Cambridge’s Sarepta Therapeutics Gets A Lift As Shelved Ebola Drug Offers Hope In Crisis
August 7, 2014
By Krystle Vermes, BioSpace.com Breaking News Staff
Sarepta Therapeutics Inc. , a Massachusetts-based biotechnology firm, has pushed itself to the forefront of the Ebola crisis with a treatment that has shown promise in monkeys. The company is asking federal officials for permission to administer the drug to infected patients who have been infected with the disease.
The treatment, which is an injectible drug called AVI-7537, has seen a 60 to 80 percent success rate when used in primates. The development of the drug was stopped two years ago, but Sarepta views the most recent outbreak of Ebola as an opportunity to put the treatment to good use.
“We wanted to make it very clear that we had a drug available if it was needed, if a government agency was to speak up,” Chris Garabedian, CEO of Sarepta Therapeutics, told Basics Media. “Our focus as a company remains on pushing forward our Duchene Muscular Dystrophy program but the same technology has been developed over the last couple of years by our department of defense to prepare for times like this where we might need a medical countermeasure against Ebola or other serious viruses.”
Garabedian went on to say that although the success rate is based on testing in primates, the drug has also been used on human subjects at lower doses. He believes that administering AVI-7537 at low doses could help those with Ebola see a significant improvement in their condition.
“We’ve seen favorable safety with respect to our drug, and so when you’re facing a disease that’s so lethal and there’s no available approved treatment, you have to weigh the risk and benefit of taking the drug versus the potential of dying,” Diane Berry, Sarepta’s vice president of global health policy and government affairs, told the Boston Globe.
Two Americans who had been working in West Africa to fight Ebola recently contracted the disease.
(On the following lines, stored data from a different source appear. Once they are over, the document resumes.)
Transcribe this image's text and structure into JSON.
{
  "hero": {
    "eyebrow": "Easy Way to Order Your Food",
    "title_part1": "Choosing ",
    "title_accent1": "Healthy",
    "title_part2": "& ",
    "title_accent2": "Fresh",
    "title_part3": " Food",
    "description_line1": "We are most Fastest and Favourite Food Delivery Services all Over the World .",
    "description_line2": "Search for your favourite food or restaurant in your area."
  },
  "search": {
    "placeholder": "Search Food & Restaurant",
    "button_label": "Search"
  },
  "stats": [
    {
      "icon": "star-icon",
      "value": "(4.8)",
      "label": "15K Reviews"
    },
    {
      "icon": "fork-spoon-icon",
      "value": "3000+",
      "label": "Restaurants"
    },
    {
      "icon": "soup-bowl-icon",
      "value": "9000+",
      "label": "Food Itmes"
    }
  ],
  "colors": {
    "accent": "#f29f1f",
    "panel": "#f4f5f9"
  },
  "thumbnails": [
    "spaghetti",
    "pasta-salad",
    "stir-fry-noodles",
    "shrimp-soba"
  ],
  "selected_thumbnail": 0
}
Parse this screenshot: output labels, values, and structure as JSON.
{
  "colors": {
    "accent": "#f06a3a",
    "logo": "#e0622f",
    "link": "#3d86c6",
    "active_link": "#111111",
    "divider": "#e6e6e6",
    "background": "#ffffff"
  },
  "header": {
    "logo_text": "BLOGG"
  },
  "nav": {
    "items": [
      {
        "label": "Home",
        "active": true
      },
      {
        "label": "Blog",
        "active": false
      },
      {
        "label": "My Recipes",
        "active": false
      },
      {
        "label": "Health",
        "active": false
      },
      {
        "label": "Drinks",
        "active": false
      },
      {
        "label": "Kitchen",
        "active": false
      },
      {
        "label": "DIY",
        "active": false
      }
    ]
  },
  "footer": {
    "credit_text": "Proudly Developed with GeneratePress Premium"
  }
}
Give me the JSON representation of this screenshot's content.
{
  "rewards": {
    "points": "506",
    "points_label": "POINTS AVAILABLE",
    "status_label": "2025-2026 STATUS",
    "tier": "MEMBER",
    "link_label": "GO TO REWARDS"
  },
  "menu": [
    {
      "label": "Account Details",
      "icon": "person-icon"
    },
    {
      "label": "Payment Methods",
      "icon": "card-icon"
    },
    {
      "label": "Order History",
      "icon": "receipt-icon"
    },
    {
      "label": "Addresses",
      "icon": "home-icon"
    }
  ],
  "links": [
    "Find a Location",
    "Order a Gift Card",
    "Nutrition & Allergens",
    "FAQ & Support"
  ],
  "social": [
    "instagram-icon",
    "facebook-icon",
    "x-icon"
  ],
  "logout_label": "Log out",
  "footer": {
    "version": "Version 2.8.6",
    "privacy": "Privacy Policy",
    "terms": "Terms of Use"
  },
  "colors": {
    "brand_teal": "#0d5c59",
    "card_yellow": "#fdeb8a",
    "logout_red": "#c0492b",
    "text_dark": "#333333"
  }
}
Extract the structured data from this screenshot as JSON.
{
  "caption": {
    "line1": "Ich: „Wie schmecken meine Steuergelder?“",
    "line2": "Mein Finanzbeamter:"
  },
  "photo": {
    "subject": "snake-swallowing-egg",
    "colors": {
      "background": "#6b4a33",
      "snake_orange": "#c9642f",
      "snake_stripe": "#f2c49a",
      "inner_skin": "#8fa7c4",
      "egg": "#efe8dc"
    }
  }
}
They were flown back to the U.S. to Atlanta, Ga., for treatment.
In 2010, Sarepta Therapeutics was awarded approximately $291 million by the Department of Defense to work on treatments for the Marburg and Ebola viruses. However, the program ended in 2012 as a result of budget constraints. Now that Ebola has become a worldwide concern, Sarepta may get another shot at putting its former research and development to good use.
Ebola has killed about 900 people so far this year. Typically, it occurs in small, scattered outbreaks, making the situation in West Africa unique and dire.